Liberté d’expression en ligne : régulation démocratique ou dystopie autoritaire

Ce texte a été publié dans l’Humanité datée du 22 janvier 2020

Le numérique se trouve aujourd’hui au cœur de nos activités. Nos rapports sociaux sont médiés systématiquement par des technologies en réseau. Cette mutation majeure des sociétés humaines coïncide avec une concentration sans précèdent du pouvoir économique et technologique entre les mains d’une poignée de multinationales : aux géants étatsuniens (Google, Amazon, Facebook, Apple et Microsoft) s’ajoutent désormais quelques firmes chinoises surpuissantes.

Cet oligopole numérique est le propriétaire de l’infrastructure informationnelle mondiale et, de ce fait, exerce une fonction politique explicite : il contrôle notre expression publique ainsi que notre accès à l’information et à la culture. Car, en plus d’être des marchés, les plateformes numériques constituent des arènes publiques où se jouent la formation des opinions et la circulation des idées. La gestion de l’espace public numérique est un véritable pouvoir qui devrait faire l’objet d’une régulation visant à protéger les citoyens des abus potentiels et à garantir leur liberté d’expression.

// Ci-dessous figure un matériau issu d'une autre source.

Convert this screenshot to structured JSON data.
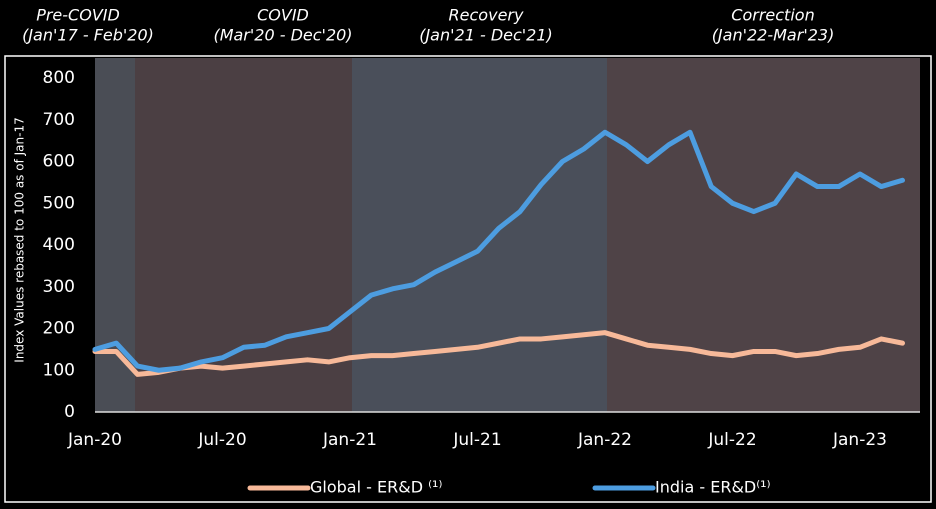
{
  "chart_data": {
    "type": "line",
    "periods": [
      "Pre-COVID",
      "(Jan'17 - Feb'20)",
      "COVID",
      "(Mar'20 - Dec'20)",
      "Recovery",
      "(Jan'21 - Dec'21)",
      "Correction",
      "(Jan'22-Mar'23)"
    ],
    "y_label": "Index Values rebased to 100 as of Jan-17",
    "categories": [
      "Jan-20",
      null,
      null,
      null,
      null,
      null,
      "Jul-20",
      null,
      null,
      null,
      null,
      null,
      "Jan-21",
      null,
      null,
      null,
      null,
      null,
      "Jul-21",
      null,
      null,
      null,
      null,
      null,
      "Jan-22",
      null,
      null,
      null,
      null,
      null,
      "Jul-22",
      null,
      null,
      null,
      null,
      null,
      "Jan-23",
      null,
      null
    ],
    "series": [
      {
        "name": "Global - ER&D ⁽¹⁾",
        "color": "#f7b999",
        "values": [
          145,
          145,
          90,
          95,
          105,
          110,
          105,
          110,
          115,
          120,
          125,
          120,
          130,
          135,
          135,
          140,
          145,
          150,
          155,
          165,
          175,
          175,
          180,
          185,
          190,
          175,
          160,
          155,
          150,
          140,
          135,
          145,
          145,
          135,
          140,
          150,
          155,
          175,
          165
        ]
      },
      {
        "name": "India - ER&D⁽¹⁾",
        "color": "#4d9de0",
        "values": [
          150,
          165,
          110,
          100,
          105,
          120,
          130,
          155,
          160,
          180,
          190,
          200,
          240,
          280,
          295,
          305,
          335,
          360,
          385,
          440,
          480,
          545,
          600,
          630,
          670,
          640,
          600,
          640,
          670,
          540,
          500,
          480,
          500,
          570,
          540,
          540,
          570,
          540,
          555
        ]
      }
    ],
    "ylim": [
      0,
      800
    ],
    "yticks": [
      0,
      100,
      200,
      300,
      400,
      500,
      600,
      700,
      800
    ]
  }
}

Or, imposer un contrôle démocratique sur un tel oligopole mondial est très difficile, a fortiori quand l’idéologie dominante promeut la dérégulation généralisée de la société et de l’économie. La tentation autoritaire du néolibéralisme qui se renforce récemment rend l’exercice encore plus compliqué. On observe alors deux tendances : le laissez-faire et l’alliance entre pouvoir politique et plateformes qui se voient attribuer elles mêmes la prérogative de leur propre régulation.

Dans le premier cas, elles décident seules comment gérer des problèmes politiques qui devraient faire l’objet d’une discussion collective. C’est ainsi que, suite à la révélation de la campagne de désinformation massive qui a entaché l’élection de Donald Trump, Twitter a décidé de bannir les publicités partisanes en période électorale considérant qu’il est impossible de vérifier leur véracité. Facebook quant à lui a pris la décision contraire de manière à attirer les juteux budgets publicitaires de la campagne présidentielle à venir aux US.

Dans le second cas, des gouvernements ou des entités supranationales exigent des plateformes la suppression des contenus signalés par les utilisateurs ou par la police en contrôlant elles mêmes le bien fondé des signalements. C’est le cas de la loi dite « contre la haine sur Internet », promue par le gouvernement français, mais également du règlement contre la propagande terroriste en ligne de la Commission européenne.

Les exigences techniques de ces mesures (contrôler la validité d’une réclamation, puis supprimer rapidement le contenu le cas échéant) renforcent le pouvoir des acteurs oligopolistiques de l’internet, seuls capables de mettre en place des procédures automatisées de ce type ou de sous-traiter massivement la modération auprès des travailleurs humains surexploités. Ces procédures, qui définissent ce qui dicible en ligne, restent opaques et ne font l’objet d’aucune délibération démocratique. En fonction du contexte, elles peuvent aussi être instrumentalisées par le pouvoir exécutif et par la police afin d’exercer une censure politique de l’internet.

Aujourd’hui nous avons plus que jamais besoin d’une discussion collective et ouverte à la société civile sur ces questions fondamentales afin de bâtir un nouveau système de régulation de l’espace public numérique qui soit démocratique et doté des gardes fous et des contre-pouvoirs indépendants. Dans le cas contraire, nous risquons de glisser rapidement vers une dystopie autoritaire.